MapReduce API

Summary -

In this topic, we described about the below sections -

Classes and methods are involved in the MapReduce programming operations. Below are the concepts in mapreduce api -

Job context interface
Job class
Mapper class
Reducer class

JobContext interface -

Job class is the main class to implement the JobContext interface. JobContext interface is the super-interface for all the classes. It defines different jobs in MapReduce.

It gives a read-only view of the job while tasks are running. The JobContext sub interfaces are -

Mapcontext< KEYIN, VALUEIN, KEYOUT, VALUEOUT >
	- It defines the context given to the mapper.
Reducecontext< KEYIN, VALUEIN, KEYOUT, VALUEOUT >
 - It defines the context passed to reducer.

Job class -

The job submitter's view of the Job. The Job class is the most important class of MapReduce API. The Job class allows the user to configure the job, submit it, control its execution and query the state.

The set methods work until the job is submitted, afterwards they will throw an IllegalStateException. In general, user creates the application, describes various facets of the job via Job, then submits the job and monitor its progress.

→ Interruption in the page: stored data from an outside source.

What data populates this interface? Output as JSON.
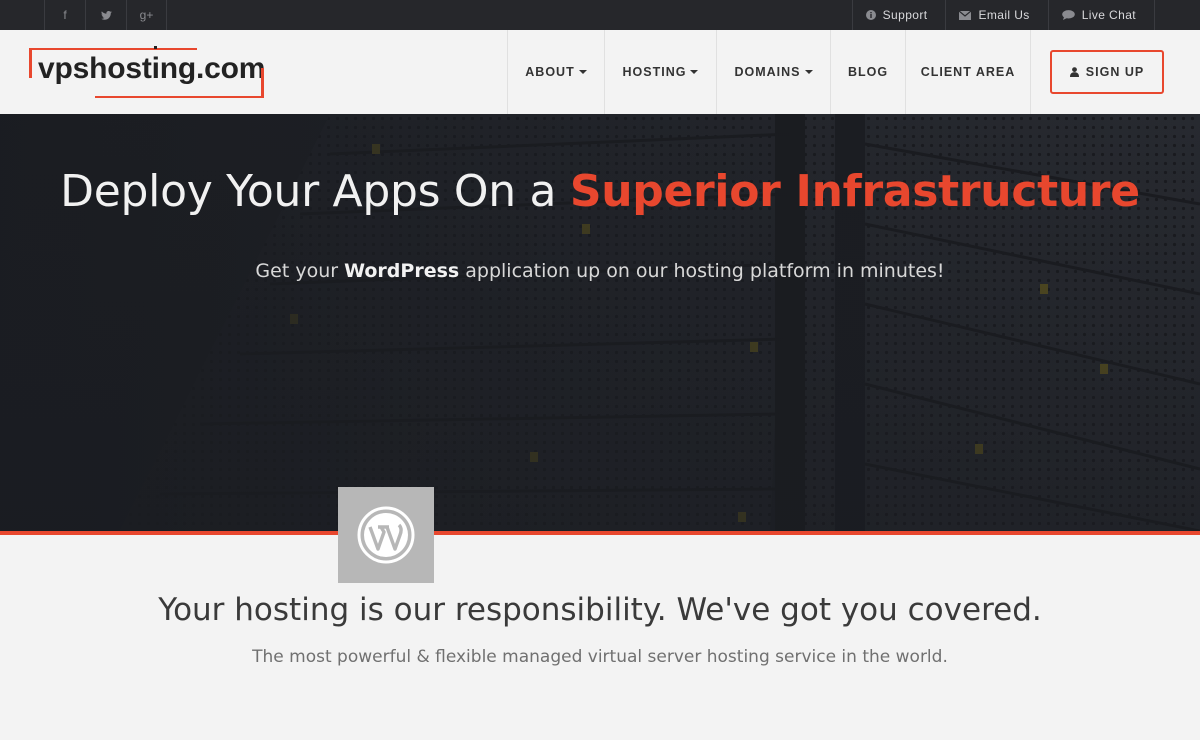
{
  "topbar": {
    "social": [
      {
        "icon": "facebook-icon",
        "glyph": "f"
      },
      {
        "icon": "twitter-icon",
        "glyph": "t"
      },
      {
        "icon": "google-plus-icon",
        "glyph": "g+"
      }
    ],
    "links": [
      {
        "label": "Support",
        "icon": "info-icon"
      },
      {
        "label": "Email Us",
        "icon": "envelope-icon"
      },
      {
        "label": "Live Chat",
        "icon": "chat-bubble-icon"
      }
    ]
  },
  "header": {
    "logo_text": "vpshosting.com",
    "nav": [
      {
        "label": "ABOUT",
        "dropdown": true
      },
      {
        "label": "HOSTING",
        "dropdown": true
      },
      {
        "label": "DOMAINS",
        "dropdown": true
      },
      {
        "label": "BLOG",
        "dropdown": false
      },
      {
        "label": "CLIENT AREA",
        "dropdown": false
      }
    ],
    "signup_label": "SIGN UP"
  },
  "hero": {
    "title_plain": "Deploy Your Apps On a ",
    "title_highlight": "Superior Infrastructure",
    "sub_prefix": "Get your ",
    "sub_bold": "WordPress",
    "sub_suffix": " application up on our hosting platform in minutes!"
  },
  "badge": {
    "icon": "wordpress-icon"
  },
  "section": {
    "tagline": "Your hosting is our responsibility. We've got you covered.",
    "subtagline": "The most powerful & flexible managed virtual server hosting service in the world."
  },
  "colors": {
    "accent": "#e8472e",
    "topbar": "#26272b",
    "hero_bg": "#1d1f24",
    "page_bg": "#f3f3f3"
  }
}
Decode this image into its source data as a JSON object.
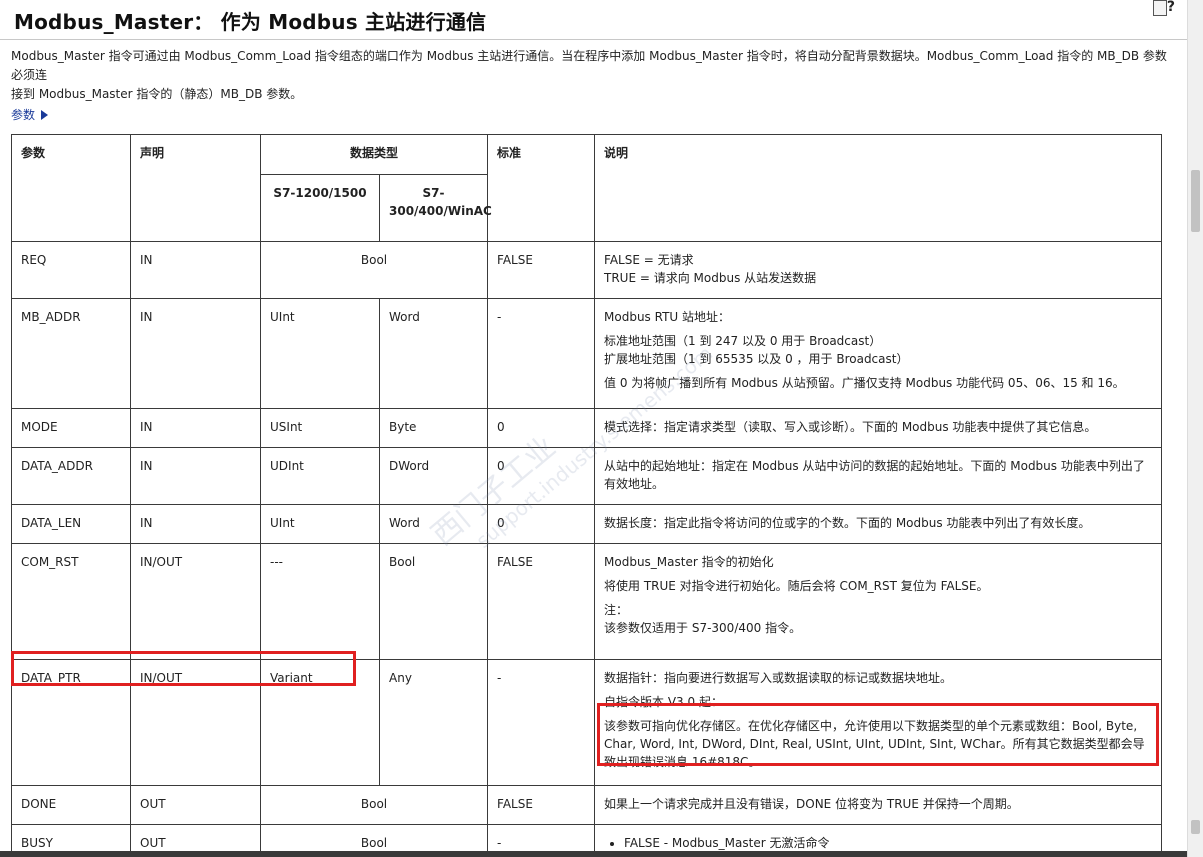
{
  "header": {
    "title": "Modbus_Master： 作为 Modbus 主站进行通信"
  },
  "intro": {
    "line1": "Modbus_Master 指令可通过由 Modbus_Comm_Load 指令组态的端口作为 Modbus 主站进行通信。当在程序中添加 Modbus_Master 指令时，将自动分配背景数据块。Modbus_Comm_Load 指令的 MB_DB 参数必须连",
    "line2": "接到 Modbus_Master 指令的（静态）MB_DB 参数。"
  },
  "params_link": {
    "label": "参数"
  },
  "table": {
    "headers": {
      "param": "参数",
      "decl": "声明",
      "datatype": "数据类型",
      "s71200": "S7-1200/1500",
      "s7300": "S7-300/400/WinAC",
      "standard": "标准",
      "desc": "说明"
    },
    "rows": {
      "req": {
        "param": "REQ",
        "decl": "IN",
        "type": "Bool",
        "standard": "FALSE",
        "desc": [
          "FALSE = 无请求",
          "TRUE = 请求向 Modbus 从站发送数据"
        ]
      },
      "mbaddr": {
        "param": "MB_ADDR",
        "decl": "IN",
        "type1": "UInt",
        "type2": "Word",
        "standard": "-",
        "desc": [
          "Modbus RTU 站地址：",
          "标准地址范围（1 到 247 以及 0 用于 Broadcast）",
          "扩展地址范围（1 到 65535 以及 0 ，用于 Broadcast）",
          "值 0 为将帧广播到所有 Modbus 从站预留。广播仅支持 Modbus 功能代码 05、06、15 和 16。"
        ]
      },
      "mode": {
        "param": "MODE",
        "decl": "IN",
        "type1": "USInt",
        "type2": "Byte",
        "standard": "0",
        "desc": [
          "模式选择：指定请求类型（读取、写入或诊断）。下面的 Modbus 功能表中提供了其它信息。"
        ]
      },
      "daddr": {
        "param": "DATA_ADDR",
        "decl": "IN",
        "type1": "UDInt",
        "type2": "DWord",
        "standard": "0",
        "desc": [
          "从站中的起始地址：指定在 Modbus 从站中访问的数据的起始地址。下面的 Modbus 功能表中列出了有效地址。"
        ]
      },
      "dlen": {
        "param": "DATA_LEN",
        "decl": "IN",
        "type1": "UInt",
        "type2": "Word",
        "standard": "0",
        "desc": [
          "数据长度：指定此指令将访问的位或字的个数。下面的 Modbus 功能表中列出了有效长度。"
        ]
      },
      "comrst": {
        "param": "COM_RST",
        "decl": "IN/OUT",
        "type1": "---",
        "type2": "Bool",
        "standard": "FALSE",
        "desc": [
          "Modbus_Master 指令的初始化",
          "将使用 TRUE 对指令进行初始化。随后会将 COM_RST 复位为 FALSE。",
          "注：",
          "该参数仅适用于 S7-300/400 指令。"
        ]
      },
      "dptr": {
        "param": "DATA_PTR",
        "decl": "IN/OUT",
        "type1": "Variant",
        "type2": "Any",
        "standard": "-",
        "desc": [
          "数据指针：指向要进行数据写入或数据读取的标记或数据块地址。",
          "自指令版本 V3.0 起：",
          "该参数可指向优化存储区。在优化存储区中，允许使用以下数据类型的单个元素或数组：Bool, Byte, Char, Word, Int, DWord, DInt, Real, USInt, UInt, UDInt, SInt, WChar。所有其它数据类型都会导致出现错误消息 16#818C。"
        ]
      },
      "done": {
        "param": "DONE",
        "decl": "OUT",
        "type": "Bool",
        "standard": "FALSE",
        "desc": [
          "如果上一个请求完成并且没有错误，DONE 位将变为 TRUE 并保持一个周期。"
        ]
      },
      "busy": {
        "param": "BUSY",
        "decl": "OUT",
        "type": "Bool",
        "standard": "-",
        "desc": [
          "FALSE - Modbus_Master 无激活命令"
        ]
      }
    }
  },
  "colors": {
    "highlight": "#e02020",
    "link": "#1a3a99",
    "border": "#3a3a3a"
  }
}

Below example shows how to submit a job -

// Create a new Job
     Job job = Job.getInstance();
     job.setJarByClass(MyJob.class);     
     // Specify various job-specific parameters    
     job.setJobName("myjob");     
     job.setInputPath(new Path("in"));
     job.setOutputPath(new Path("out"));     
     job.setMapperClass(MyJob.MyMapper.class);
     job.setReducerClass(MyJob.MyReducer.class);
     // Submit the job, then poll for progress
      until the job is complete
     job.waitForCompletion(true);

Constructors of Job class -

job()
    job(Configuration conf)
    job(Configuration conf, String jobname)

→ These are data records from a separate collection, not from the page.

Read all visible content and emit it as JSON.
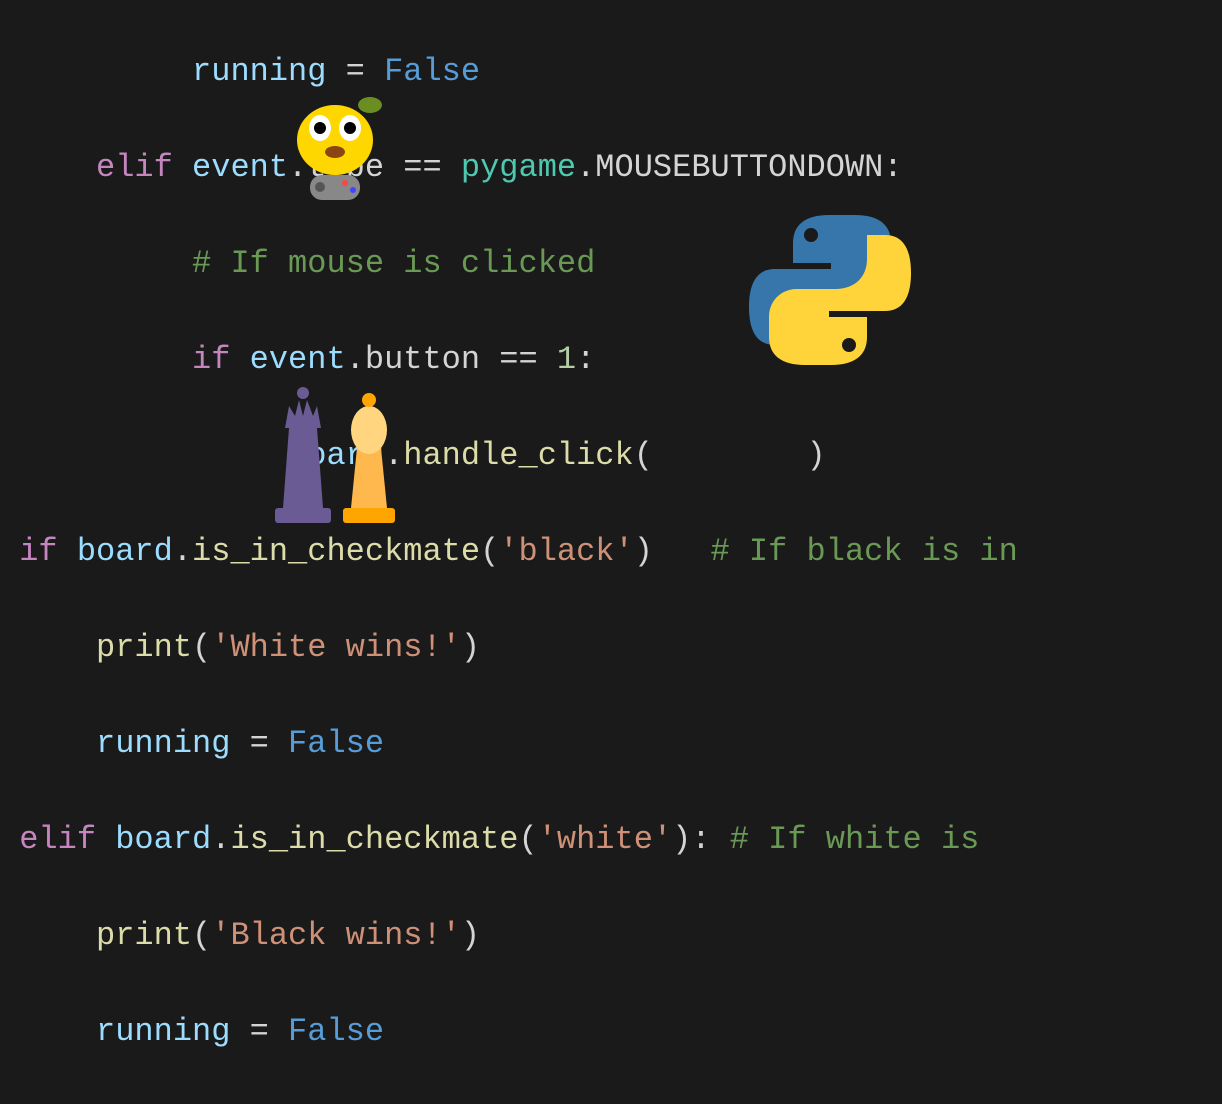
{
  "code": {
    "line1": {
      "text1": "running",
      "text2": " = ",
      "text3": "False"
    },
    "line2": {
      "text1": "elif",
      "text2": " event",
      "text3": ".",
      "text4": "type",
      "text5": " == ",
      "text6": "pygame",
      "text7": ".",
      "text8": "MOUSEBUTTONDOWN",
      "text9": ":"
    },
    "line3": {
      "text1": "# If",
      "text2": " mouse is clicked"
    },
    "line4": {
      "text1": "if",
      "text2": " event",
      "text3": ".",
      "text4": "button",
      "text5": " == ",
      "text6": "1",
      "text7": ":"
    },
    "line5": {
      "text1": "board",
      "text2": ".",
      "text3": "handle_click",
      "text4": "(",
      "text5": ")"
    },
    "line6": {
      "text1": "if",
      "text2": " board",
      "text3": ".",
      "text4": "is_in_checkmate",
      "text5": "(",
      "text6": "'black'",
      "text7": ")",
      "text8": " # If black is in"
    },
    "line7": {
      "text1": "print",
      "text2": "(",
      "text3": "'White wins!'",
      "text4": ")"
    },
    "line8": {
      "text1": "running",
      "text2": " = ",
      "text3": "False"
    },
    "line9": {
      "text1": "elif",
      "text2": " board",
      "text3": ".",
      "text4": "is_in_checkmate",
      "text5": "(",
      "text6": "'white'",
      "text7": ")",
      "text8": ": ",
      "text9": "# If white is"
    },
    "line10": {
      "text1": "print",
      "text2": "(",
      "text3": "'Black wins!'",
      "text4": ")"
    },
    "line11": {
      "text1": "running",
      "text2": " = ",
      "text3": "False"
    }
  },
  "icons": {
    "python_logo": "python-logo-icon",
    "pygame_mascot": "pygame-mascot-icon",
    "chess_pieces": "chess-pieces-icon"
  }
}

Some Methods of Job class -

cleanupProgress(): Get the progress of the job's cleanup-tasks
getCounters(): Gets the counters for this job
getFinishTime(): Get finish time of the job
getJobFile(): Get the path of the submitted job configuration
getJobName(): job name specified by the user
getJobState(): Returns the job current state
getPriority(): Get scheduling info of the job
getStartTime(): Get start time of the job
isComplete(): Checks whether the job is finished or not
isSuccessful(): Check if the job completed successfully
setInputFormatClass(): Sets the input format for the job
setJobName(String name): Sets the job name specified by the user
setOutputFormatClass(): Sets the output format for the job
setMapperClass(Class): Sets the mapper for the job
setReducerClass(Class): Sets the reducer for the job
setPartitionerClass(Class): Sets the partitioner for the job
setCombinerClass(Class): Sets the combiner for the job.

Mapper class (Mapper<KEYIN,VALUEIN,KEYOUT,VALUEOUT>): -

Maps input key or value to a group of intermediate key or value pairs. Maps are individual task for translate input records to intermediate records. The transformed intermediate records need not be of the same type as the input records.

Given input pair may map to zero or many output pairs.

Constructors of Mapper class -

Mapper()

Methods of Mapper class -

setup(org.apache.hadoop.mapreduce.Mapper.Context context) - Called once at the beginning of the task.
map(KEYIN key, VALUEIN value, org.apache.hadoop.mapreduce.Mapper.Context context) - Called once for each key/value pair in the InputSplit.
run(org.apache.hadoop.mapreduce.Mapper.Context context) - Expert users can override this method for more control over the execution of the Mapper.
cleanup(org.apache.hadoop.mapreduce.Mapper.Context context) - Called once at the end of the task.

Reducer class (Reducer<KEYIN,VALUEIN,KEYOUT,VALUEOUT>): -

It defines the reducer job in mapreduce. Reduces is a setof intermediate values, that share a key to a smaller set of values. Reducer implementations can access the Configuration for the job via the JobContext.getConfiguration() method.

Three phases of reducers are -

Shuffle - Reducer copies sorted output from every mapper using http across the network.
Sort - When the outputs are fetched, both the shuffle and sort phases occurs simultaneously.
Reduce - Syntax is - reduce (object, Iterable, Context).

Constructors of Reducer class -

Reducer()

Methods of Reducer class -

setup(org.apache.hadoop.mapreduce.Reducer.Context context) - Called once at the start of the task.
reduce(KEYIN key, Iterable<VALUEIN> values, org.apache.hadoop.mapreduce.Reducer.Context context) - This method is called once for each key.
run(org.apache.hadoop.mapreduce.Reducer.Context context) - Advanced application writers can use to control how the reduce task works.
cleanup(org.apache.hadoop.mapreduce.Reducer.Context context) - Called once at the end of the task.